European buyout and growth investor Finch Capital has published its inaugural State of AI in Financial Tech report, arguing that financial technology is emerging as a net beneficiary of the AI wave that sent the wider software industry into turmoil since the beginning of the year.
The report draws on public market data, the Anthropic Economic Index, and disclosures from leading FinTechs including Klarna, Adyen and PayPal.
Financial Technology has held up where SaaS has cracked
Since the so-called “SaaSpocalypse” began in January 2026, public market data tells a clear story. The Finch Capital FinTech Index has fallen 19 percent from its peak. A comparable basket of generic SaaS names has fallen 32 percent, a sell-off three times as severe at its worst point.
FinTech has already bounced 11 percent off its low as the market stabilises; SaaS continues to set new lows, down as much as 33 percent from peak. In other words: Financial Technology has been less hard hit by AI as other software and technology sectors.
Why Anthropic’s breakthroughs broke SaaS but not financial tech
The catalyst is no secret. The sell-off was triggered by a step-change in frontier model capability, most visibly the release from Anthropic earlier this year, that made large parts of the generic SaaS workflow stack look automatable. But the same models that are eroding SaaS moats are reinforcing the moats that matter in Financial Tech.
Three structural reasons stand out in the report:
Regulation
Financial Tech sits behind years of licensing, supervisory engagement and compliance investment under regimes such as DORA, PSD3, MiFID II, AMLR, MICA and the EU AI Act.
AI can accelerate the work of compliance – KYC refresh, transaction monitoring, SAR drafting, trade surveillance, but it cannot manufacture the licences, audit history or regulator relationships that make a Financial Tech business defensible in the first place.
Proprietary data and approved networks
FinTech moats are built on transaction data, fraud signals, credit performance and access to scheme- and bank-approved rails. None of this can be vibe coded.
Human judgement
Anthropic’s own Economic Index shows Claude is 94 percent as capable on Business and Financial tasks as it is on Computer and Math tasks. Yet only 3 percent of enterprise AI usage today is in Business and Financial work, compared with 52 percent in coding.
AI is replacing workflows far faster than it is replacing the regulated, judgement-heavy decisions at the core of finance – exactly where Financial Tech operates.
A productivity story
Aman Ghei, partner at Finch Capital, says: “The consensus narrative is that AI breaks software, and that Financial Tech is just a regulated flavour of software. We think the consensus is wrong. The same Anthropic release that triggered the SaaSpocalypse is quietly making financial tech more valuable, not less.
“AI is brilliant at automating workflows, but it cannot conjure a banking licence, replicate a decade of transaction data, or take regulatory responsibility for a credit decision. As generic SaaS moats erode, fintech’s moats – regulation, proprietary data, approved networks, human judgement – are being reinforced and this is particularly true in Europe.”

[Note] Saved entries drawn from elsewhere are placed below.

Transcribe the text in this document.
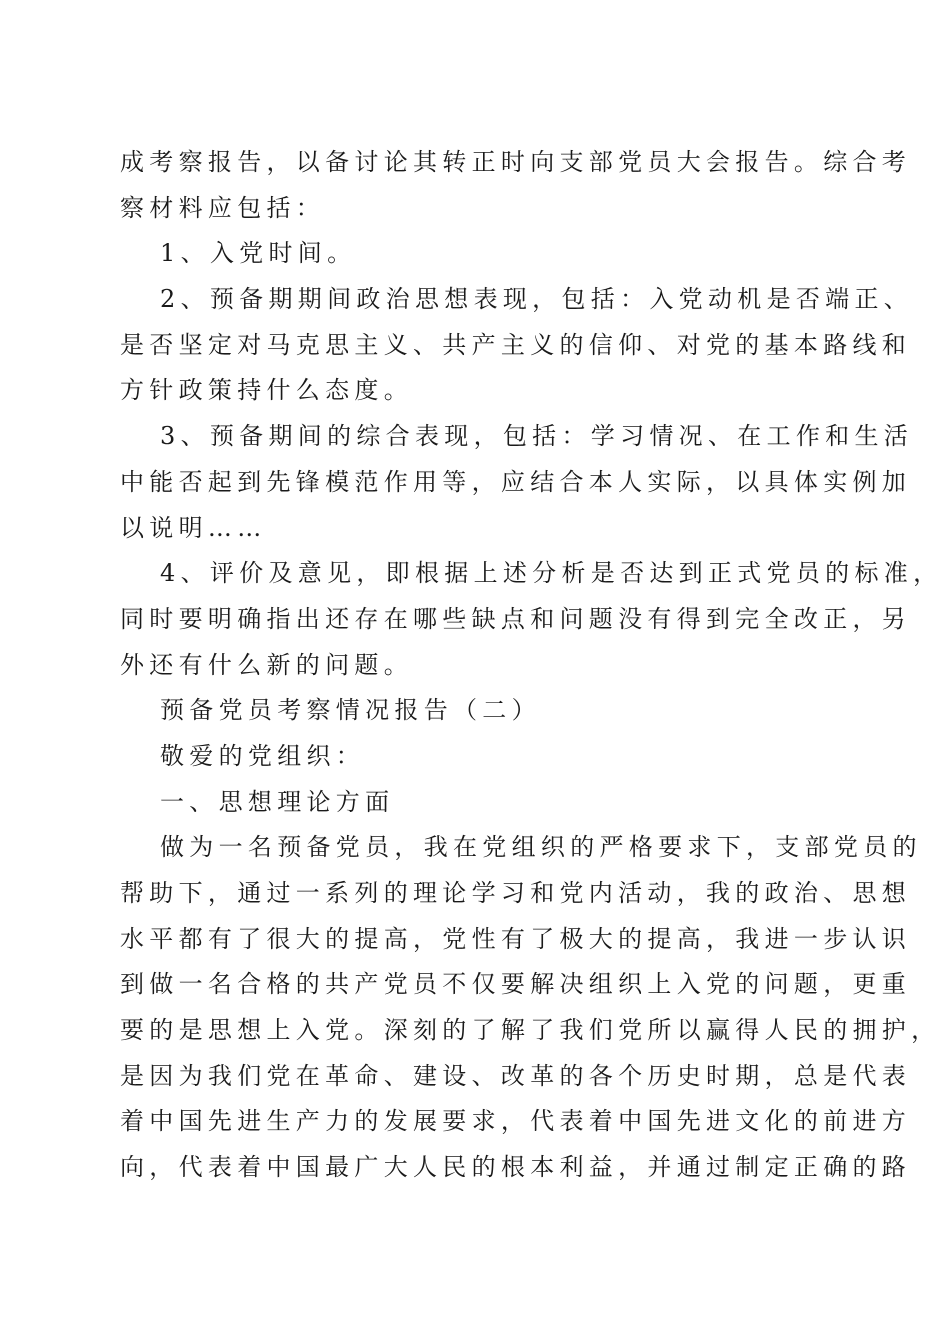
成考察报告，以备讨论其转正时向支部党员大会报告。综合考
察材料应包括：
1、入党时间。
2、预备期期间政治思想表现，包括：入党动机是否端正、
是否坚定对马克思主义、共产主义的信仰、对党的基本路线和
方针政策持什么态度。
3、预备期间的综合表现，包括：学习情况、在工作和生活
中能否起到先锋模范作用等，应结合本人实际，以具体实例加
以说明……
4、评价及意见，即根据上述分析是否达到正式党员的标准，
同时要明确指出还存在哪些缺点和问题没有得到完全改正，另
外还有什么新的问题。
预备党员考察情况报告（二）
敬爱的党组织：
一、思想理论方面
做为一名预备党员，我在党组织的严格要求下，支部党员的
帮助下，通过一系列的理论学习和党内活动，我的政治、思想
水平都有了很大的提高，党性有了极大的提高，我进一步认识
到做一名合格的共产党员不仅要解决组织上入党的问题，更重
要的是思想上入党。深刻的了解了我们党所以赢得人民的拥护，
是因为我们党在革命、建设、改革的各个历史时期，总是代表
着中国先进生产力的发展要求，代表着中国先进文化的前进方
向，代表着中国最广大人民的根本利益，并通过制定正确的路
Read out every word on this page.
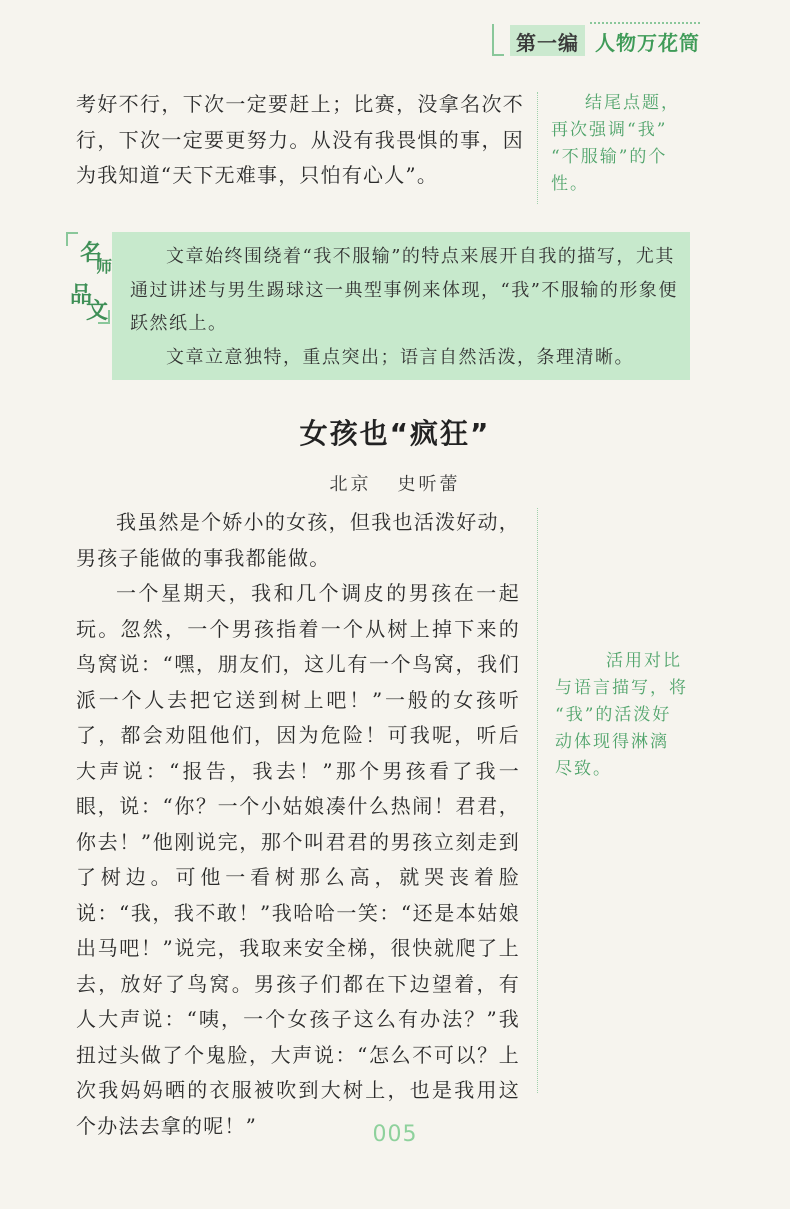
第一编 人物万花筒

考好不行，下次一定要赶上；比赛，没拿名次不行，下次一定要更努力。从没有我畏惧的事，因为我知道“天下无难事，只怕有心人”。

结尾点题，
再次强调“我”
“不服输”的个
性。
名
师
品
文

文章始终围绕着“我不服输”的特点来展开自我的描写，尤其通过讲述与男生踢球这一典型事例来体现，“我”不服输的形象便跃然纸上。

文章立意独特，重点突出；语言自然活泼，条理清晰。

女孩也“疯狂”
北京 史听蕾

我虽然是个娇小的女孩，但我也活泼好动，男孩子能做的事我都能做。

一个星期天，我和几个调皮的男孩在一起玩。忽然，一个男孩指着一个从树上掉下来的鸟窝说：“嘿，朋友们，这儿有一个鸟窝，我们派一个人去把它送到树上吧！”一般的女孩听了，都会劝阻他们，因为危险！可我呢，听后大声说：“报告，我去！”那个男孩看了我一眼，说：“你？一个小姑娘凑什么热闹！君君，你去！”他刚说完，那个叫君君的男孩立刻走到了树边。可他一看树那么高，就哭丧着脸说：“我，我不敢！”我哈哈一笑：“还是本姑娘出马吧！”说完，我取来安全梯，很快就爬了上去，放好了鸟窝。男孩子们都在下边望着，有人大声说：“咦，一个女孩子这么有办法？”我扭过头做了个鬼脸，大声说：“怎么不可以？上次我妈妈晒的衣服被吹到大树上，也是我用这个办法去拿的呢！”

活用对比
与语言描写，将
“我”的活泼好
动体现得淋漓
尽致。
005
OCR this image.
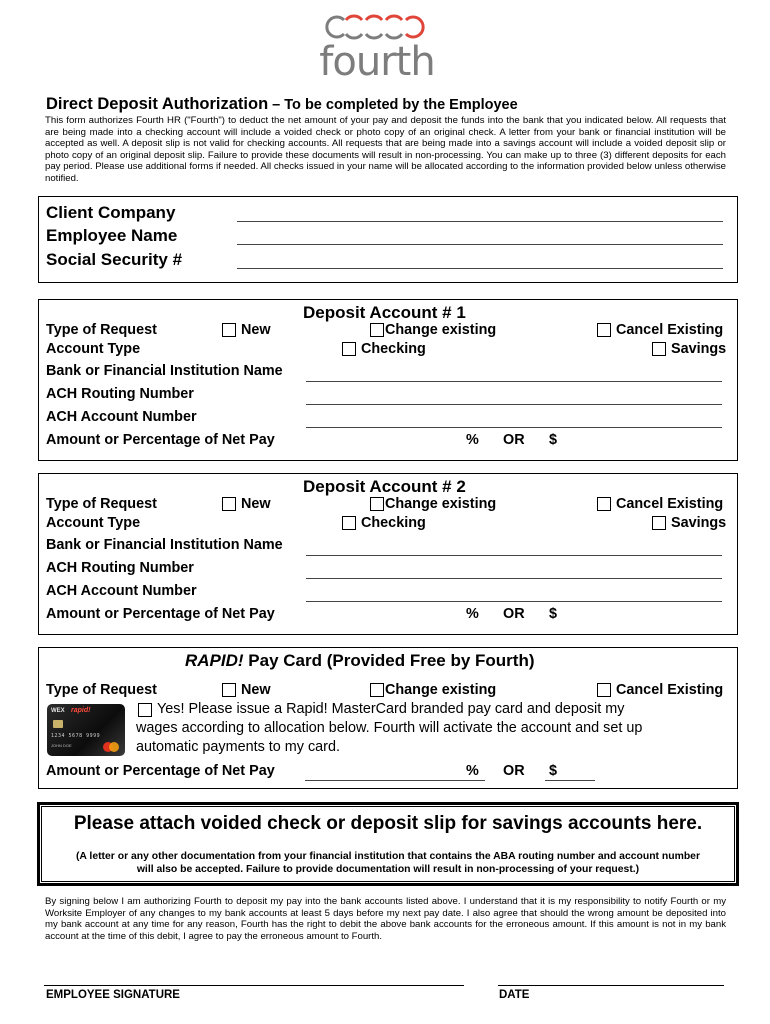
fourth
Direct Deposit Authorization – To be completed by the Employee
This form authorizes Fourth HR ("Fourth") to deduct the net amount of your pay and deposit the funds into the bank that you indicated below. All requests that are being made into a checking account will include a voided check or photo copy of an original check. A letter from your bank or financial institution will be accepted as well. A deposit slip is not valid for checking accounts. All requests that are being made into a savings account will include a voided deposit slip or photo copy of an original deposit slip. Failure to provide these documents will result in non-processing. You can make up to three (3) different deposits for each pay period. Please use additional forms if needed. All checks issued in your name will be allocated according to the information provided below unless otherwise notified.
Client Company
Employee Name
Social Security #
Deposit Account # 1
Type of Request	New	Change existing	Cancel Existing
Account Type	Checking	Savings
Bank or Financial Institution Name
ACH Routing Number
ACH Account Number
Amount or Percentage of Net Pay	% OR $
Deposit Account # 2
Type of Request	New	Change existing	Cancel Existing
Account Type	Checking	Savings
Bank or Financial Institution Name
ACH Routing Number
ACH Account Number
Amount or Percentage of Net Pay	% OR $
RAPID! Pay Card (Provided Free by Fourth)
Type of Request	New	Change existing	Cancel Existing
WEX rapid!
1234 5678 9999
JOHN DOE
Yes! Please issue a Rapid! MasterCard branded pay card and deposit my
wages according to allocation below. Fourth will activate the account and set up
automatic payments to my card.
Amount or Percentage of Net Pay	% OR $
Please attach voided check or deposit slip for savings accounts here.
(A letter or any other documentation from your financial institution that contains the ABA routing number and account number
will also be accepted. Failure to provide documentation will result in non-processing of your request.)
By signing below I am authorizing Fourth to deposit my pay into the bank accounts listed above. I understand that it is my responsibility to notify Fourth or my Worksite Employer of any changes to my bank accounts at least 5 days before my next pay date. I also agree that should the wrong amount be deposited into my bank account at any time for any reason, Fourth has the right to debit the above bank accounts for the erroneous amount. If this amount is not in my bank account at the time of this debit, I agree to pay the erroneous amount to Fourth.
EMPLOYEE SIGNATURE	DATE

The report also pushes back on the idea that AI is already showing up in revenue. FinTech and SaaS revenue growth have converged at around 13 percent year-on-year.
Where AI is showing up is on the cost side: median revenue per employee across the FinTech Index jumped 9.8 percent in a single quarter, while EBITDA margin moved just 0.6 percentage points – labour productivity is accelerating, but the savings are migrating into other line items, including a roughly 4x rise in frontier model inference cost in under a year.
Company disclosures point to 30 to 60 percent efficiency gains in support, fraud, onboarding and collections. Klarna alone now reports AI is handling around 66 percent of its customer support queries.
By 2030, Finch Capital estimates AI will cut 15 to 50 percent of operating costs across FinTech verticals, but who keeps those savings will vary sharply by sub-sector. Insurance and RegTech are positioned to retain them in margin; Payments will see them competed away in price.
Ghei says: “AI is already delivering efficiency gains on core financial technology cost drivers and accelerating labour productivity. However, the cost of running frontier models is also ramping up significantly and might be absorbing some of the savings in the short term.
“We are seeing business models transforming for financial technology companies and those with deep moats and high operating leverage will emerge as the strongest beneficiaries of AI.”
Where the category winners sit
The report identifies sub-sectors that combine deep compliance moats with high AI-automation potential – what Finch Capital calls the “regulated AI edge”.
Trade surveillance, KYC, fraud detection and insurance underwriting score highest. Lower-moat areas such as personal finance apps, lead-generation marketplaces and basic accounting tools are most exposed to AI commoditisation.